People Counting in Dense Crowd Images Using Sparse Head Detections

People counting in extremely dense crowds is a challenging problem due to severe occlusions, few pixels per head, cluttered environments, and skewed camera perspectives. In this paper, we present a novel algorithm for people counting in highly dense crowd images. Our approach relies on the fact that the head is the most visible part of an individual in a dense crowd. As such, a head detector can be used to estimate the spatially varying head size, which is the key feature used in our head counting procedure. We leverage the state-of-the art convolutional neural network for the sparse head detection in a dense crowd. After sub-dividing the image into rectangular patches, we first use an speeded-up robust features-based support vector machine binary classifier to label each patch as crowd/not-crowd and eliminate all not-crowd patches. Regression is then performed on each crowd patch to estimate average head size. The number of individuals in each patch is estimated by dividing the patch area with the estimated head size. For the crowd patches where no heads are detected, the counts are estimated based on distance-based weighted averaging over the counts from neighboring patches.

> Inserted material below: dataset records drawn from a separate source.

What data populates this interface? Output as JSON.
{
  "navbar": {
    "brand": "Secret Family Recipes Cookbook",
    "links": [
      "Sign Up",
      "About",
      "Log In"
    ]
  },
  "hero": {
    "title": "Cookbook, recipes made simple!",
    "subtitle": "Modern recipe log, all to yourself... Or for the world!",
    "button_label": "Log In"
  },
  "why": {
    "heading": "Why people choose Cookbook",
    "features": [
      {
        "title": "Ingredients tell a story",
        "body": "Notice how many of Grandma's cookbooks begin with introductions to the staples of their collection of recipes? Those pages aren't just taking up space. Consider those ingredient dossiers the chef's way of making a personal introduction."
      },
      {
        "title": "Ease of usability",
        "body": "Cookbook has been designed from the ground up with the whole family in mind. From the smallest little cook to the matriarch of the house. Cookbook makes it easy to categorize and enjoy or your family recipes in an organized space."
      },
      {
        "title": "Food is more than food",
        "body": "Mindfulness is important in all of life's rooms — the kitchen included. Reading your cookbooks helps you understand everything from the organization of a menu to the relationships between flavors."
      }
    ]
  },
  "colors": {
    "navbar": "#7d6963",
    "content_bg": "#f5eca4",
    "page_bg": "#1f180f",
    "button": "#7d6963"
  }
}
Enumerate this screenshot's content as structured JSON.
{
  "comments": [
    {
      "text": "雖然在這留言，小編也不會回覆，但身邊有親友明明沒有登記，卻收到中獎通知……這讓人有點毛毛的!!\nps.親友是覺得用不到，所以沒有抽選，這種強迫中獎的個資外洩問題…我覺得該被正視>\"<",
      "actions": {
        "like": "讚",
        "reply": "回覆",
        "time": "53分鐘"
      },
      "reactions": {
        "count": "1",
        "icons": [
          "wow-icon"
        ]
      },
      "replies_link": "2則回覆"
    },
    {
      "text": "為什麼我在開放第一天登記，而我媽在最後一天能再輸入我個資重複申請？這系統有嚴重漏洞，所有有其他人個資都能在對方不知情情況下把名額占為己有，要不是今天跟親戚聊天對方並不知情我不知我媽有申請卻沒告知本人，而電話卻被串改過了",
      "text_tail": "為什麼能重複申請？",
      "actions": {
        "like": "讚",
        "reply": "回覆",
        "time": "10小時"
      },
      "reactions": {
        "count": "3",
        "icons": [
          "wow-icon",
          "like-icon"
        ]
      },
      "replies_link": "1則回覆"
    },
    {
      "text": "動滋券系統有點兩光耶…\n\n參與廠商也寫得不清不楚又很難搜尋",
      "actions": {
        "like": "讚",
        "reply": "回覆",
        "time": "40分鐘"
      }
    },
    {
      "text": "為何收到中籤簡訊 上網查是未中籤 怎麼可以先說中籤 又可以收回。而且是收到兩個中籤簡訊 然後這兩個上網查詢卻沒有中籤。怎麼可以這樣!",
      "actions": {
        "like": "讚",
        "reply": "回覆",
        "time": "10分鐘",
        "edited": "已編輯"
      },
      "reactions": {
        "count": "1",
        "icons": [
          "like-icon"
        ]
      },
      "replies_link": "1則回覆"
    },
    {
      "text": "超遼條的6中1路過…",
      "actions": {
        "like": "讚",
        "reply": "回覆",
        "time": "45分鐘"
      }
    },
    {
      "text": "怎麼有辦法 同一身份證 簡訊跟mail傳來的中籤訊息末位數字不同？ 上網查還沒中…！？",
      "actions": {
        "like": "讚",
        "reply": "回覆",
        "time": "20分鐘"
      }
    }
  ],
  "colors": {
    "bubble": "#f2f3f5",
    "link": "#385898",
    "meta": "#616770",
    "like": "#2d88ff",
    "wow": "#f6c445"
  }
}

Finally, the individual patch counts are summed up to obtain the total count. We evaluate our approach on three publicly available datasets for extremely dense crowds: UCF_CC_50, ShanghaiTech, and AHU-Crowd. Our approach gives comparable results on these challenging datasets to other state of the art algorithms but, unlike other algorithms, our proposed method does not require the laborious task of obtaining labeled training data of dense crowd images.

[1]  Ali Farhadi,et al.  YOLO9000: Better, Faster, Stronger , 2016, 2017 IEEE Conference on Computer Vision and Pattern Recognition (CVPR).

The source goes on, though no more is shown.